ECLI:NL:RVS:2017:1737
Raad van State
- Voorlopige voorziening
- Rechtspraak.nl
Voorlopige voorziening in asielzaak met betrekking tot verblijfsvergunning
In deze zaak heeft de voorzieningenrechter van de Afdeling bestuursrechtspraak van de Raad van State op 30 juni 2017 uitspraak gedaan over een verzoek om een voorlopige voorziening. De vreemdeling had op 3 mei 2017 een aanvraag ingediend voor een verblijfsvergunning asiel voor bepaalde tijd, welke door de staatssecretaris van Veiligheid en Justitie was afgewezen. De vreemdeling heeft hiertegen beroep ingesteld bij de rechtbank Den Haag, die op 6 juni 2017 het beroep ongegrond verklaarde. Hierop heeft de vreemdeling hoger beroep ingesteld en verzocht om een voorlopige voorziening, zodat hij niet zou worden uitgezet totdat er op het hoger beroep was beslist.
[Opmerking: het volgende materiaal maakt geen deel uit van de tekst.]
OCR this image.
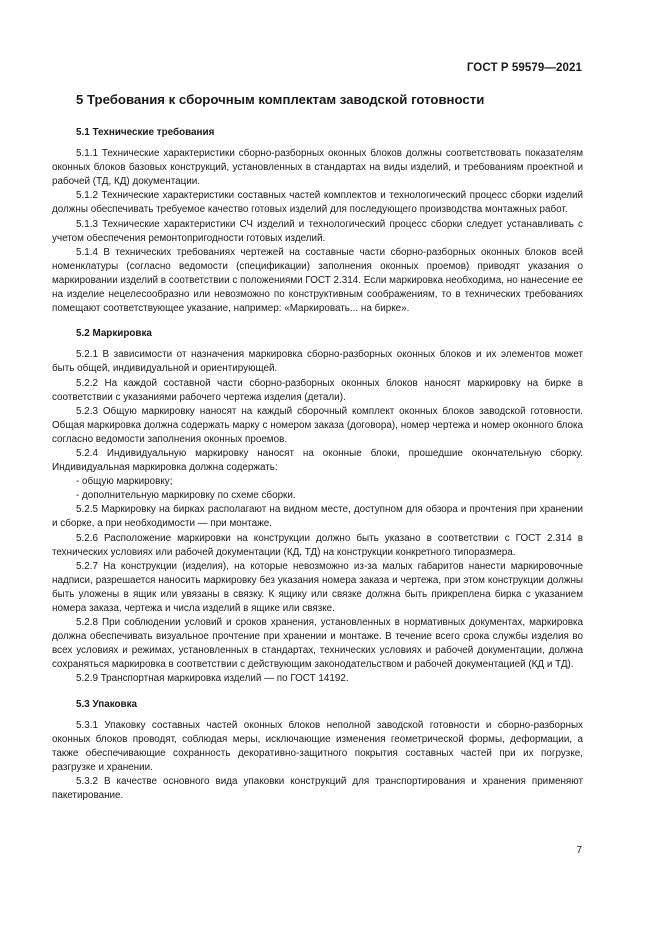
ГОСТ Р 59579—2021
5 Требования к сборочным комплектам заводской готовности
5.1 Технические требования

5.1.1 Технические характеристики сборно-разборных оконных блоков должны соответствовать показателям оконных блоков базовых конструкций, установленных в стандартах на виды изделий, и требованиям проектной и рабочей (ТД, КД) документации.

5.1.2 Технические характеристики составных частей комплектов и технологический процесс сборки изделий должны обеспечивать требуемое качество готовых изделий для последующего производства монтажных работ.

5.1.3 Технические характеристики СЧ изделий и технологический процесс сборки следует устанавливать с учетом обеспечения ремонтопригодности готовых изделий.

5.1.4 В технических требованиях чертежей на составные части сборно-разборных оконных блоков всей номенклатуры (согласно ведомости (спецификации) заполнения оконных проемов) приводят указания о маркировании изделий в соответствии с положениями ГОСТ 2.314. Если маркировка необходима, но нанесение ее на изделие нецелесообразно или невозможно по конструктивным соображениям, то в технических требованиях помещают соответствующее указание, например: «Маркировать... на бирке».

5.2 Маркировка

5.2.1 В зависимости от назначения маркировка сборно-разборных оконных блоков и их элементов может быть общей, индивидуальной и ориентирующей.

5.2.2 На каждой составной части сборно-разборных оконных блоков наносят маркировку на бирке в соответствии с указаниями рабочего чертежа изделия (детали).

5.2.3 Общую маркировку наносят на каждый сборочный комплект оконных блоков заводской готовности. Общая маркировка должна содержать марку с номером заказа (договора), номер чертежа и номер оконного блока согласно ведомости заполнения оконных проемов.

5.2.4 Индивидуальную маркировку наносят на оконные блоки, прошедшие окончательную сборку. Индивидуальная маркировка должна содержать:

- общую маркировку;

- дополнительную маркировку по схеме сборки.

5.2.5 Маркировку на бирках располагают на видном месте, доступном для обзора и прочтения при хранении и сборке, а при необходимости — при монтаже.

5.2.6 Расположение маркировки на конструкции должно быть указано в соответствии с ГОСТ 2.314 в технических условиях или рабочей документации (КД, ТД) на конструкции конкретного типоразмера.

5.2.7 На конструкции (изделия), на которые невозможно из-за малых габаритов нанести маркировочные надписи, разрешается наносить маркировку без указания номера заказа и чертежа, при этом конструкции должны быть уложены в ящик или увязаны в связку. К ящику или связке должна быть прикреплена бирка с указанием номера заказа, чертежа и числа изделий в ящике или связке.

5.2.8 При соблюдении условий и сроков хранения, установленных в нормативных документах, маркировка должна обеспечивать визуальное прочтение при хранении и монтаже. В течение всего срока службы изделия во всех условиях и режимах, установленных в стандартах, технических условиях и рабочей документации, должна сохраняться маркировка в соответствии с действующим законодательством и рабочей документацией (КД и ТД).

5.2.9 Транспортная маркировка изделий — по ГОСТ 14192.

5.3 Упаковка

5.3.1 Упаковку составных частей оконных блоков неполной заводской готовности и сборно-разборных оконных блоков проводят, соблюдая меры, исключающие изменения геометрической формы, деформации, а также обеспечивающие сохранность декоративно-защитного покрытия составных частей при их погрузке, разгрузке и хранении.

5.3.2 В качестве основного вида упаковки конструкций для транспортирования и хранения применяют пакетирование.

7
De voorzieningenrechter heeft in zijn overwegingen gekeken naar de argumenten van de vreemdeling en de relevante jurisprudentie, waaronder een eerdere uitspraak van 20 december 2016. De voorzieningenrechter heeft geoordeeld dat het verzoek van de vreemdeling voor toewijzing in aanmerking komt. De staatssecretaris is veroordeeld tot vergoeding van de proceskosten, die zijn ontstaan in verband met de behandeling van het verzoek, tot een bedrag van € 495,00, geheel toe te rekenen aan door een derde beroepsmatig verleende rechtsbijstand.
De uitspraak benadrukt het belang van het bieden van bescherming aan vreemdelingen in afwachting van de uitkomst van hun hoger beroep, en de rol van de voorzieningenrechter in het waarborgen van deze bescherming.